Today I noticed how quickly the sky can change.  It's been a weird day weather-wise: 71°F, rain in the morning, sun by 10:00am, threatening early afternoon, sun again by 2:15pm.  In my quest for the perfect photo this afternoon, I captured one of the fastest weather transitions I've ever seen.  See for yourself:


 
1:49:17 PM

















 2:20:29 PM




















2/9/11

A little over a month and forty photos in and I already have some observations about this process.  My first thought is that the biggest thing holding me back is not a lack of ideas as I'd originally feared, but rather an overwhelming feeling of self-consciousness.  I am reluctant to share the web address of my blog with people and, in fact, have only done so with a select few.  Moreover, as I walk across campus most mornings and evenings, I am constantly viewing the world in snapshots now.  But I walk by many "perfect shots" because they are simply in too public of a place.  I don't know why exactly I care, but I feel like I blatantly lack talent and would look silly to people, trying to capture the perfect angle with my blue point-and-shoot.

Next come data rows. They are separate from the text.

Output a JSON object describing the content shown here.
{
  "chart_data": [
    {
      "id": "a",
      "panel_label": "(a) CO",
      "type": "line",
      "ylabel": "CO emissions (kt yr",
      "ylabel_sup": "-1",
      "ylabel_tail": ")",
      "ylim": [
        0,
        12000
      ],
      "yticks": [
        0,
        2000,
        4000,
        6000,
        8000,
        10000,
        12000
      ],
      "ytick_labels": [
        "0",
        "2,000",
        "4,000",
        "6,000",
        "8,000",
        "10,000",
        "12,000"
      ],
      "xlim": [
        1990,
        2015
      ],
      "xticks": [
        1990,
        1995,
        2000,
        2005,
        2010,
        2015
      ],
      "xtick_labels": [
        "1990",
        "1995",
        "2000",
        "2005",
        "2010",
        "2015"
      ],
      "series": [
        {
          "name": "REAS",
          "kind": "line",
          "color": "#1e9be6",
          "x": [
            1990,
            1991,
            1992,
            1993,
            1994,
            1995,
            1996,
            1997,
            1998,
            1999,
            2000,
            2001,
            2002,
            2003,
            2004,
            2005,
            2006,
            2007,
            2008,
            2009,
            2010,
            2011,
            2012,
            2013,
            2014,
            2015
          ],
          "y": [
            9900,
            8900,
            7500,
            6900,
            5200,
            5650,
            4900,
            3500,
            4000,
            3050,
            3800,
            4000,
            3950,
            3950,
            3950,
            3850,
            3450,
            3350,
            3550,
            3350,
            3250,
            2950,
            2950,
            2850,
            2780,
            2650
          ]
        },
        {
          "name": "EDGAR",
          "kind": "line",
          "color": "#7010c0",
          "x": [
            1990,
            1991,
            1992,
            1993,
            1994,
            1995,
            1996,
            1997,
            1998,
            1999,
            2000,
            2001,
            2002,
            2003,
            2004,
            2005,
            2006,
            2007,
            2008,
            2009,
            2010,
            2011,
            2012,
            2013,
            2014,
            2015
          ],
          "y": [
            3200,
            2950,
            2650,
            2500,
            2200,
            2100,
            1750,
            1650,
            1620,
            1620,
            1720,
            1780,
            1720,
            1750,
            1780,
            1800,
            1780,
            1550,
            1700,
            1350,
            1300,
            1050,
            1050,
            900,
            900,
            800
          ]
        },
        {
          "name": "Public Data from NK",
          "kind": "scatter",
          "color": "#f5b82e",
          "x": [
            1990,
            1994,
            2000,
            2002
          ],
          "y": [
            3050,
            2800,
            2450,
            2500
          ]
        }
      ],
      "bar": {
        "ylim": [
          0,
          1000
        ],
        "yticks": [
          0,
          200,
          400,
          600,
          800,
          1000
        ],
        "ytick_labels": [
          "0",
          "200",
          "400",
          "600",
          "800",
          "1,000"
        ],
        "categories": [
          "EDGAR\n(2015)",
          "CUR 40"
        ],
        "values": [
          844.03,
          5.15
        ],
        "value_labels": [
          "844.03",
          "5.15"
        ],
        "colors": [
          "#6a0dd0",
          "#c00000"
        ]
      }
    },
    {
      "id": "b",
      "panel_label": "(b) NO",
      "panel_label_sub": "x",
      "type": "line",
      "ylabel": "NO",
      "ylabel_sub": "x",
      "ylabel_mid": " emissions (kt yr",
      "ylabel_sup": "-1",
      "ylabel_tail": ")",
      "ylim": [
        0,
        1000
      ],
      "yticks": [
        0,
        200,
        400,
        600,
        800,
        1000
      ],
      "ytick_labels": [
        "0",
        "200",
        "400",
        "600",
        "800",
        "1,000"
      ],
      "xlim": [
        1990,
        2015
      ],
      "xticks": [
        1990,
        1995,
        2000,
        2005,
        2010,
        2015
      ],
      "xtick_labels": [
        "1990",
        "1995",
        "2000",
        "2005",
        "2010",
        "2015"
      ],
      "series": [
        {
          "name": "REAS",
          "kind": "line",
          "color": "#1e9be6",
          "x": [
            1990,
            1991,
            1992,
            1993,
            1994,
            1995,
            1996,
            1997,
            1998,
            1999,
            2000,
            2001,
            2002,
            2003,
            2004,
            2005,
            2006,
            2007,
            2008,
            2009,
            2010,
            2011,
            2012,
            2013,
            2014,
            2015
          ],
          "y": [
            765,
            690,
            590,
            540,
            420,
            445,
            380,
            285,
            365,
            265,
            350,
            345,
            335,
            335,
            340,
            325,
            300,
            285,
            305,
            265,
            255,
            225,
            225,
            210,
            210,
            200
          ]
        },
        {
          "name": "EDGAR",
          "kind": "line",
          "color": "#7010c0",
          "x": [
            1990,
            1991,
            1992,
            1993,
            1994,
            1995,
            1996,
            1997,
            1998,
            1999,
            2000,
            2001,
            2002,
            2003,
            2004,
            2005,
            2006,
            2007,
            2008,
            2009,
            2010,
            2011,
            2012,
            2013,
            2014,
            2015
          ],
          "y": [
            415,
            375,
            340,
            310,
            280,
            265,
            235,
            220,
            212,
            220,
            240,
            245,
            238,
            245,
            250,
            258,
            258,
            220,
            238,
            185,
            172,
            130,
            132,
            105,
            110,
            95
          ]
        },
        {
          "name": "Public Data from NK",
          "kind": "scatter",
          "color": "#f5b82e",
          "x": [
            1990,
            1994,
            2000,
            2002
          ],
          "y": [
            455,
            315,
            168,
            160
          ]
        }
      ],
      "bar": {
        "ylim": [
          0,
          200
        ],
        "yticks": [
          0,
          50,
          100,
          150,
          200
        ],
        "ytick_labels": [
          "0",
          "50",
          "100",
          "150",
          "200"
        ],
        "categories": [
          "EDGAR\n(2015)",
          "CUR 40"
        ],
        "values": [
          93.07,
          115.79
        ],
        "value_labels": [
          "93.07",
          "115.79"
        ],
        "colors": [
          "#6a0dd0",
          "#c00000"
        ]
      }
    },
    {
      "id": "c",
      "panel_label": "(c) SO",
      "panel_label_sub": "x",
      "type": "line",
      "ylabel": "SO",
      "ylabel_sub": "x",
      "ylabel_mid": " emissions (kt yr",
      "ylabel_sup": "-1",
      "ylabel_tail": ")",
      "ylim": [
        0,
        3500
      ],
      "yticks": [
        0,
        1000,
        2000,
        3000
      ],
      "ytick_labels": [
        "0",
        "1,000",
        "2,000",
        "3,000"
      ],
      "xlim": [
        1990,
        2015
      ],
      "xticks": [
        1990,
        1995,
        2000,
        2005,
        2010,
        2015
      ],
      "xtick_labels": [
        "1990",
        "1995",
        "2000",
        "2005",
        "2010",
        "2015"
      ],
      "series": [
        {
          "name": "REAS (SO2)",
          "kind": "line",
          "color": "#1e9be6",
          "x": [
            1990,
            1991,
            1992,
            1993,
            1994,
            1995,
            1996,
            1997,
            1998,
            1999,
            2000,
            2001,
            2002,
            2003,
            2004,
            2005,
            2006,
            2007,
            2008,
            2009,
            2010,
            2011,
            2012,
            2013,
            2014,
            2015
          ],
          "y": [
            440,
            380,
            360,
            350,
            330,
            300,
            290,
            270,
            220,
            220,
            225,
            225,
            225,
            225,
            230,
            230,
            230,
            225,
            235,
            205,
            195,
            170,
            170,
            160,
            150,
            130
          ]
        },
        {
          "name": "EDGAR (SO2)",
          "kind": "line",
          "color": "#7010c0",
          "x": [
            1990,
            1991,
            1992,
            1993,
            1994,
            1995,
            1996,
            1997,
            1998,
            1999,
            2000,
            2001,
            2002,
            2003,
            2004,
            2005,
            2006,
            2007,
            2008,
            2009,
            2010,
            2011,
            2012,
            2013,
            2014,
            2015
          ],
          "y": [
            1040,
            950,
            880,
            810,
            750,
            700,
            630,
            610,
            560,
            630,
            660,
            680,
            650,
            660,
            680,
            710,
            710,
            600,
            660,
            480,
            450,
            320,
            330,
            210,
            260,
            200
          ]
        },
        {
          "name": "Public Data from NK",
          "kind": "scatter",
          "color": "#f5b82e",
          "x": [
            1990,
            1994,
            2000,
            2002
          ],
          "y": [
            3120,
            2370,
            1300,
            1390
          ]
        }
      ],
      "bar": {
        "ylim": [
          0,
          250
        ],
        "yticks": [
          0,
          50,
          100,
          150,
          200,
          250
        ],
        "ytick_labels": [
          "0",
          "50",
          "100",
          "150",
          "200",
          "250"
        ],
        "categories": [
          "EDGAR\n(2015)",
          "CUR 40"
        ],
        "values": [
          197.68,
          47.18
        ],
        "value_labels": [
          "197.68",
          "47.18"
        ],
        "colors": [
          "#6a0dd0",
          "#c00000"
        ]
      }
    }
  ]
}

Today, I had this feeling several times walking across campus to an appointment with my advisor - which, by the way, is why today's photo is entitled "A Quiet Place."  I took this photo on the way, in the one spot without people.  When I reached the steps of my advisor's building, I came upon an undergrad standing in the sun, facing the main quad, rapping into a cell phone - loudly.  He went on and on about "chuckin' up deuces" in what was clearly spontaneous improvisation.  And it was at that moment that I wondered what was wrong with me that I couldn't pause quietly to take a photo in a crowd.  Here he was loudly bearing his creativity to the world; meanwhile I hide mine!

I think I know why - unfortunately, it's part of the reason I started this to begin with, and maybe it will get better with time.  It's just not very "academic" to spend your time doing things like this.  Academics run marathons... they participate in the kind of masochistic physical activity that mimics our masochistic professional lives. They don't pause on campus to appreciate the way the sunlight filters through the leaves of a tree.  When they walk across campus, they think about variables, statistical relationships, the paper they need to send out for publication, grant deadlines...  This is what I was fighting in myself.  It's so easy to fall into the mold of the social scientist and lose all non-scientific creativity.  Don't get me wrong - deep down, I'd still like to push myself by upping the number of miles I can run... and I want to do good research and publish and everything else that being an academic implies.  But I have always been a creative person and I am not ready to let that side of me die.

Maybe I'll start posting pictures of people... eventually.  We'll see.